Uma associação de mulheres agricultoras na cidade de Picuí, no Seridó da Paraíba, vai expor doces, geleias e bolos feitas artesanalmente e, em parte, de maneira industrial, durante a 30ª edição da Conferência do Clima, a COP 30, que vai ser realizada em Belém, no Pará, a partir do dia 10 de novembro.
Na zona rural de Quixaba, área rural do município de Picuí, pelo menos nove mulheres, das mais de 25 associadas, desenvolvem o trabalho com as frutas umbu, caju e coco. Os materiais feitos são justamente a partir da fruta extraída naquela região. O projeto tem objetivo de fomentar o empreendedorismo feminino.

Em relação a matéria prima para produção dos materiais, as próprias mulheres colhem os frutos para produção. Por mês, a produção gera cerca de R$ 30 mil, que é dividido proporcionalmente de acordo com as horas trabalhadas e destinadas ao projeto.
O projeto surgiu devido uma necessidade criada a partir das condições climáticas da região do Seridó paraibano para as mulheres que já trabalhavam como agricultoras. A fundadora da associação “Mulheres da Quixaba” disse que, antes do projeto, parte delas ficava ociosa.
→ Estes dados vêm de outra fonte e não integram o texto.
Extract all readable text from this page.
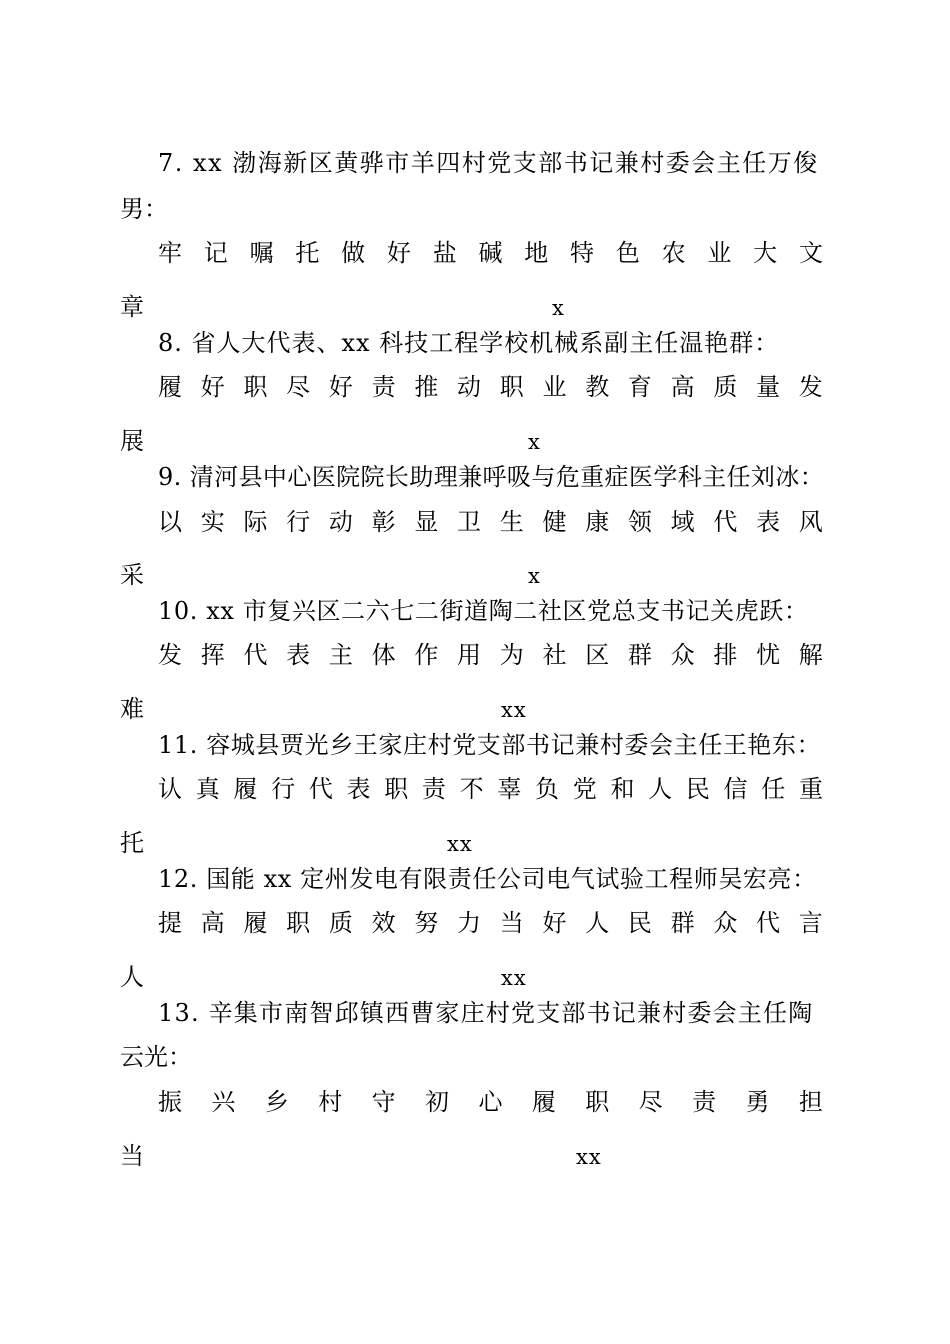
7. xx 渤海新区黄骅市羊四村党支部书记兼村委会主任万俊
男：
牢 记 嘱 托 做 好 盐 碱 地 特 色 农 业 大 文
章	x
8. 省人大代表、xx 科技工程学校机械系副主任温艳群：
履 好 职 尽 好 责 推 动 职 业 教 育 高 质 量 发
展	x
9. 清河县中心医院院长助理兼呼吸与危重症医学科主任刘冰：
以 实 际 行 动 彰 显 卫 生 健 康 领 域 代 表 风
采	x
10. xx 市复兴区二六七二街道陶二社区党总支书记关虎跃：
发 挥 代 表 主 体 作 用 为 社 区 群 众 排 忧 解
难	xx
11. 容城县贾光乡王家庄村党支部书记兼村委会主任王艳东：
认 真 履 行 代 表 职 责 不 辜 负 党 和 人 民 信 任 重
托	xx
12. 国能 xx 定州发电有限责任公司电气试验工程师吴宏亮：
提 高 履 职 质 效 努 力 当 好 人 民 群 众 代 言
人	xx
13. 辛集市南智邱镇西曹家庄村党支部书记兼村委会主任陶
云光：
振 兴 乡 村 守 初 心 履 职 尽 责 勇 担
当	xx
“As mulheres da Quixaba não têm muito o que fazer, porque as chuvas são poucas, as mulheres se limitam a ficar em casa, esperando pelos auxílios do Governo Federal, então, partindo daí, tivemos essa ideia, fundamos a associação e começamos a luta em buscar apoios”, explicou Ednalva Dantas.
De acordo com a fundadora, inicialmente foi buscada uma capacitação para trabalhar com o umbu pelas pioneiras da associação e, posteriormente, a expertise com outras frutas foram sendo acrescentadas ao empreendimento.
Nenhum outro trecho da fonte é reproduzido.